Para más inri, gente de su equipo caminando por aquellos pasillos mientras me entregaban un pequeño dossier con las preguntas que me iba a hacer, me hicieron la advertencia de que “era peligroso”, pues aparte de las cinco o seis preguntas me haría “una de clavo”, esto es, una que no venía en ningún programa. Así me encerraron en un despacho con todos los papelorios, una cosa semejante me ocurriría horas antes del estreno de “La Tienda” en el María Guerrero.

Era un mundo limpio, ordenado y transparente, pero el mundo de la censura y además un mundo con un solo partido político, el que ya sabíamos.

De pronto se abrió la puerta y dijeron “Germán, vamos; te están esperando”.

El pasillo tan largo, las puertas y el plató oscuro y levemente refrigerado, algo así como la tumba de Lenin que visitara en Moscú, años más tarde.

Al fondo distinguí una mesa y dos butacas, creo que funcionales.
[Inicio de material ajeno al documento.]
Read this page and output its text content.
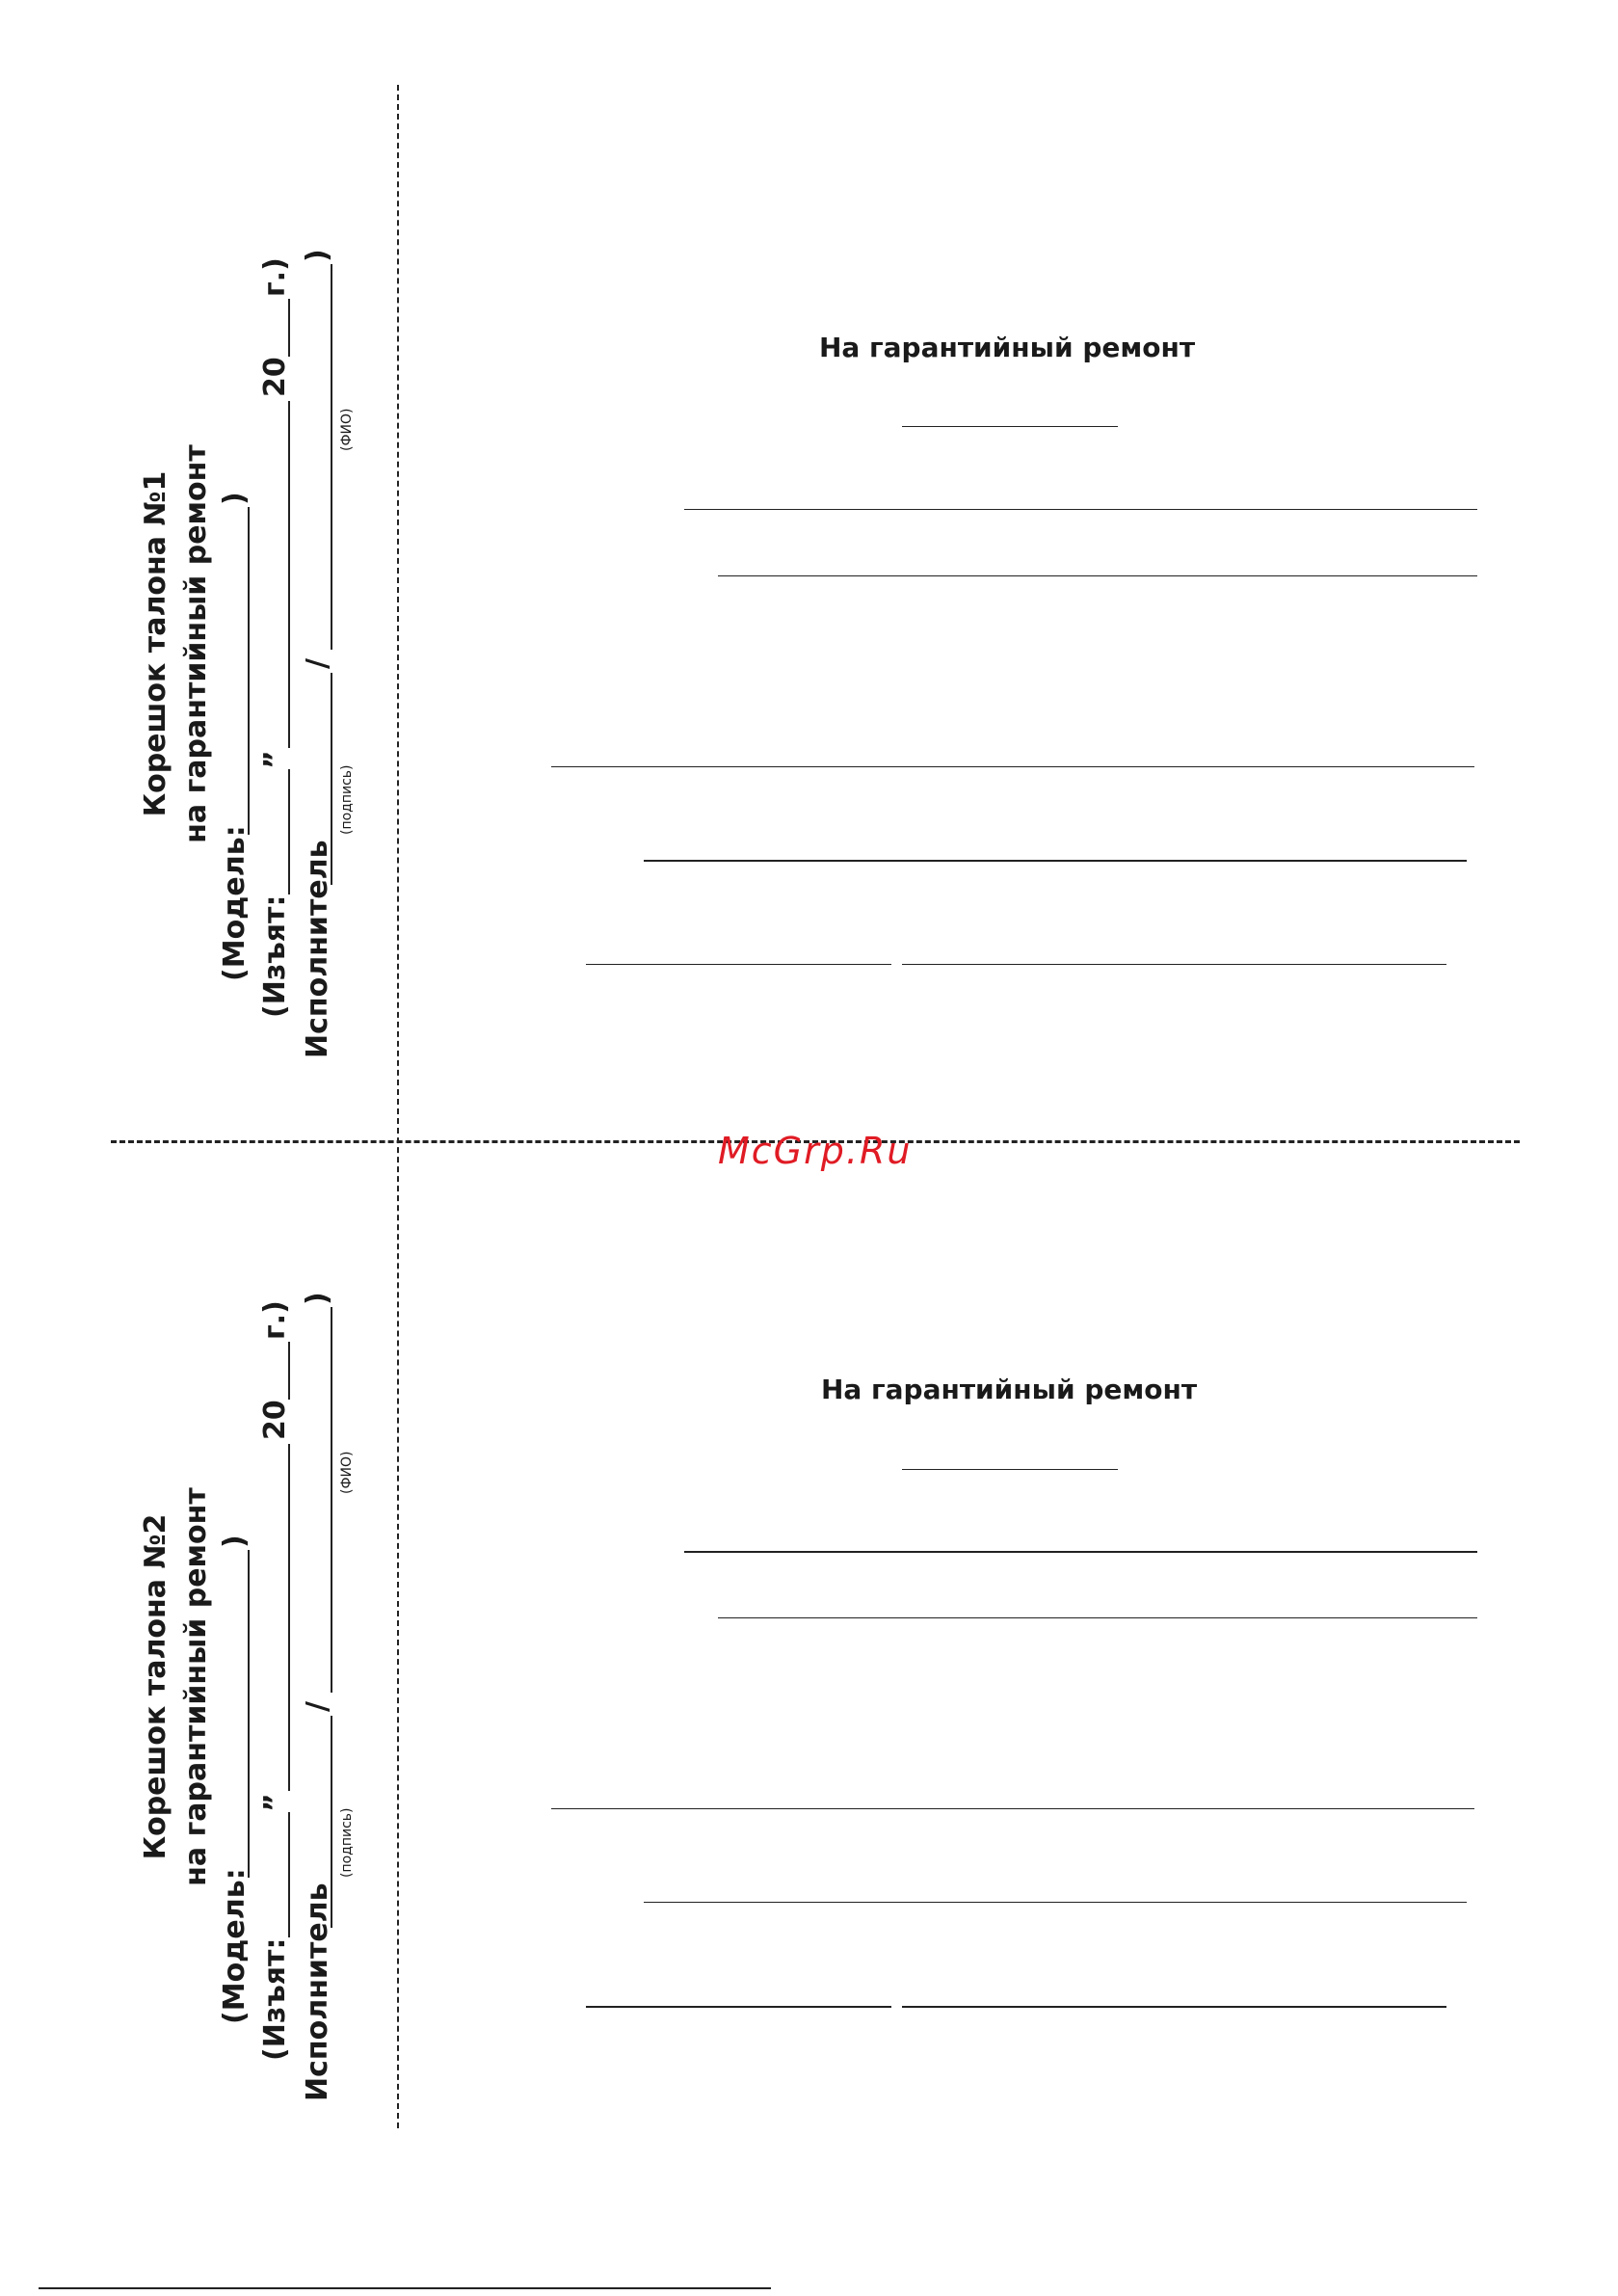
McGrp.Ru
На гарантийный ремонт
Корешок талона №1 на гарантийный ремонт
(Модель:
)
(Изъят:
”
20
г.)
Исполнитель
/
)
(подпись)
(ФИО)
На гарантийный ремонт
Корешок талона №2 на гарантийный ремонт
(Модель:
)
(Изъят:
”
20
г.)
Исполнитель
/
)
(подпись)
(ФИО)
José María Iñigo con sus grandes mostachos me miró fijamente con su gran inteligencia. No se levantó pero me dio la mano, tres grandes cámaras se entreveían en la penumbra. Un técnico, mientras otro me daba un leve toque al simple maquillaje (pues tenía entonces muy pocos años) me murmuró algo sobre los pilotos rojos que se irían encendiendo cuando me grababan, de aquella forma yo sabía la cámara que me estaba enfocando.

En un momento dado José María Iñigo hizo un breve gesto con la cabeza, me miró entonces y la bajó un poquito; una luz roja se encendió al fondo a la derecha y oí por vez primera su voz tan conocida a mi lado, la voz grave y segura que tantas y tantas veces habíamos escuchado por la televisión.

Era la primera pregunta y contesté con toda la seguridad pero también con toda la audacia propia de la juventud, cuando te comes el mundo.

Comentó algo acerca de mi libro pero en ese tono siempre grave y relajado… Y vino la segunda, y después la tercera: proyectos, recuerdos, certidumbres. Al fin disparó la bala, esa bala de plata, y tuve dos décimas de segundo para darme cuenta y contestarla. Había más gente en la penumbra del plató, pero no los veía, los intuía, los notaba. Contesté como pude y se oyó un leve chasquido al fondo. Como algo que se cerraba. Después, una voz: “Está bien”.

Los tres monitores rojos de las cámaras se apagaron y José María Iñigo bañado por una luz lateral se puso en pie, me dio la mano sonriente y me echo la otra por encima del hombro.

-Le deseo lo mejor, Ubillos, ha estado usted muy bien.

Salí hasta la calle acompañado de Vicente Parra y de Carlos Gortari. Al montar en el “Mini”, camino de mi casa, y a través de la Casa de Campo, pensé en aquellos ojos, la voz y los mostachos, la voz tan armoniosa. Jamás llegue a intuir que nunca olvidaría aquel primer contacto con el irrepetible presentador.

(*) Germán Ubillos Orsolich es Premio Nacional de Teatro, dramaturgo, ensayista, novelista y escritor.